"Mais au fait, qu'est-ce, être libre ? Pour moi, c'est assez simple, en partie : la liberté, c'est un bateau déjà payé et assez d'argent pour pouvoir vivre un an ou deux sans autres projets que ceux qui peuvent être modifiés sans préavis. La liberté, c'est se réveiller dans la cabine du Rustica ou ailleurs sans être obligé de faire quoi que ce soit de particulier. C'est être tranquillement au port et savoir qu'on peut appareiller à n'importe quel moment pour n'importe quelle destination. C'est faire uniquement ce qu'on a décidé, quand on en a envie. La liberté, c'est un agenda dont toutes les pages sont vierges."
Björn Larsson
Un port, une voile et du vent pour aller où je veux, quand je veux.

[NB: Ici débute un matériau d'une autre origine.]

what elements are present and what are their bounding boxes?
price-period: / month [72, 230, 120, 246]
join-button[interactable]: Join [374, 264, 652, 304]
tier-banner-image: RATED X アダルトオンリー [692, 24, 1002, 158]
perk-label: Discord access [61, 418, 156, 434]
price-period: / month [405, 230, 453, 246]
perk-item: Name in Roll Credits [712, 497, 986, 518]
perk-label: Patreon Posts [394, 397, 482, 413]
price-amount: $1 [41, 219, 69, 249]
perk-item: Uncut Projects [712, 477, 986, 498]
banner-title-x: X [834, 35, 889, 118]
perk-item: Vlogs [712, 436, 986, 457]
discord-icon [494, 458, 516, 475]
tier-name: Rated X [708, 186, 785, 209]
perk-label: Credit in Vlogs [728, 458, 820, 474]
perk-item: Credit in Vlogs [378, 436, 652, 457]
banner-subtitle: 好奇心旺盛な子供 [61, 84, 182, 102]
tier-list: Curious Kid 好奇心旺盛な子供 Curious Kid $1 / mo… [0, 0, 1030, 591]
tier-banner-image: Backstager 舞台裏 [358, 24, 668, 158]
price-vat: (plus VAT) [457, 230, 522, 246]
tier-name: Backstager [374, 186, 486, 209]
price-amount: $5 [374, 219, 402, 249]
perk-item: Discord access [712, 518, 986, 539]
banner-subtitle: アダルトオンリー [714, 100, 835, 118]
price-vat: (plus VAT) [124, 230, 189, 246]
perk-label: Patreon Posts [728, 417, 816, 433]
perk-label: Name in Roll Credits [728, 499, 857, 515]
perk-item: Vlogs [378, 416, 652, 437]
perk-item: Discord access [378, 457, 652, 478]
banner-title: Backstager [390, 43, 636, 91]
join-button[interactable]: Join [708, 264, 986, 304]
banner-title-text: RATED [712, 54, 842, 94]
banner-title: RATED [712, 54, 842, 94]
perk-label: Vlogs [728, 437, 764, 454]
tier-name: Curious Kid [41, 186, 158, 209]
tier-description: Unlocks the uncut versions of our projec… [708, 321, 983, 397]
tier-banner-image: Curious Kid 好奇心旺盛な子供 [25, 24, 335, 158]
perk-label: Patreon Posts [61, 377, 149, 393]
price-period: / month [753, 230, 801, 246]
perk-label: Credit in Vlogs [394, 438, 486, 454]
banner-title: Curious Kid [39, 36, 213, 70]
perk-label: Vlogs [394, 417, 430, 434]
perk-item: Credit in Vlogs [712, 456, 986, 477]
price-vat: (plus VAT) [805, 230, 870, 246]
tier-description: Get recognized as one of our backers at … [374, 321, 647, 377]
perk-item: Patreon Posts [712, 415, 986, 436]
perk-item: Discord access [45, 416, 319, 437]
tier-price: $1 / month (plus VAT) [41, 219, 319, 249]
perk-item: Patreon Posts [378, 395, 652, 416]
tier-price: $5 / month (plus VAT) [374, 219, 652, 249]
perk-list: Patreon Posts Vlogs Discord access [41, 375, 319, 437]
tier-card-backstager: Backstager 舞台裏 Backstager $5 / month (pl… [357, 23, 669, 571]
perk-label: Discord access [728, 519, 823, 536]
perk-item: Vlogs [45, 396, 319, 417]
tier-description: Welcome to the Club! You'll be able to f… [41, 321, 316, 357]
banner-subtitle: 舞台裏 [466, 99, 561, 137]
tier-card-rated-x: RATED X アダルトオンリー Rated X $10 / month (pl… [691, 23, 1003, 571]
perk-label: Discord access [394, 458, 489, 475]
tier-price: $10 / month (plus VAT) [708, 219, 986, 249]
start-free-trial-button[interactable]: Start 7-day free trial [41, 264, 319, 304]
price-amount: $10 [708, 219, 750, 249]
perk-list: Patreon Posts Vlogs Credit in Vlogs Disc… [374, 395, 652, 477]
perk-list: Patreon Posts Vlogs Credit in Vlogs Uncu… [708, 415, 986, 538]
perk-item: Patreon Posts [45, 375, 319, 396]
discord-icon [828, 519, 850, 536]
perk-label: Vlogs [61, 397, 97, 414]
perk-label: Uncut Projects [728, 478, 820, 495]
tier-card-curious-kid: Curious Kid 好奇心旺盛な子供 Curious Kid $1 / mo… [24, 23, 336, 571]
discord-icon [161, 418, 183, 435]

Certains le réalisent, sèment le rêve pour d'autres, avant de rejoindre
la terre ferme quand le vent de l'existence retombe. Qui n'a rêvé de se
payer un voilier et de se laisser guider par le vent, loin de toute
contrainte? Libre, vraiment? Et si la liberté était plus exigeante que
de suivre le vent au gré de nos envies? Relisant les lettres d'Etty
Hillesum, on reste pensif. Quel motif peut animer une femme jeune,
ardente, pour rejoindre de son propre chef le camp de transit de
Westerbrok comme assistante sociale détachée par le Conseil juif?
D'abord privilégiée et libre de ses mouvements, puis simple détenue,
avant de monter à son tour dans les wagons à bestiaux pour Auschwitz où
elle meurt deux mois plus tard, cette fin tragique et en apparence
inutile pose la question: où se niche notre liberté? Est-elle un bateau
payé et assez d'argent pour naviguer sur les mers, ou le choix de se
perdre pour se retrouver? Chacun aura sa réponse.
Lu dans:
Björn Larsson. La Sagesse de la mer: Du cap de la colère au bout du monde. Poche. 2005. 256 pages. Extrait p.225
Etty Hillesum. Lettres de Westerbork. Seuil. 125 pages. 1988.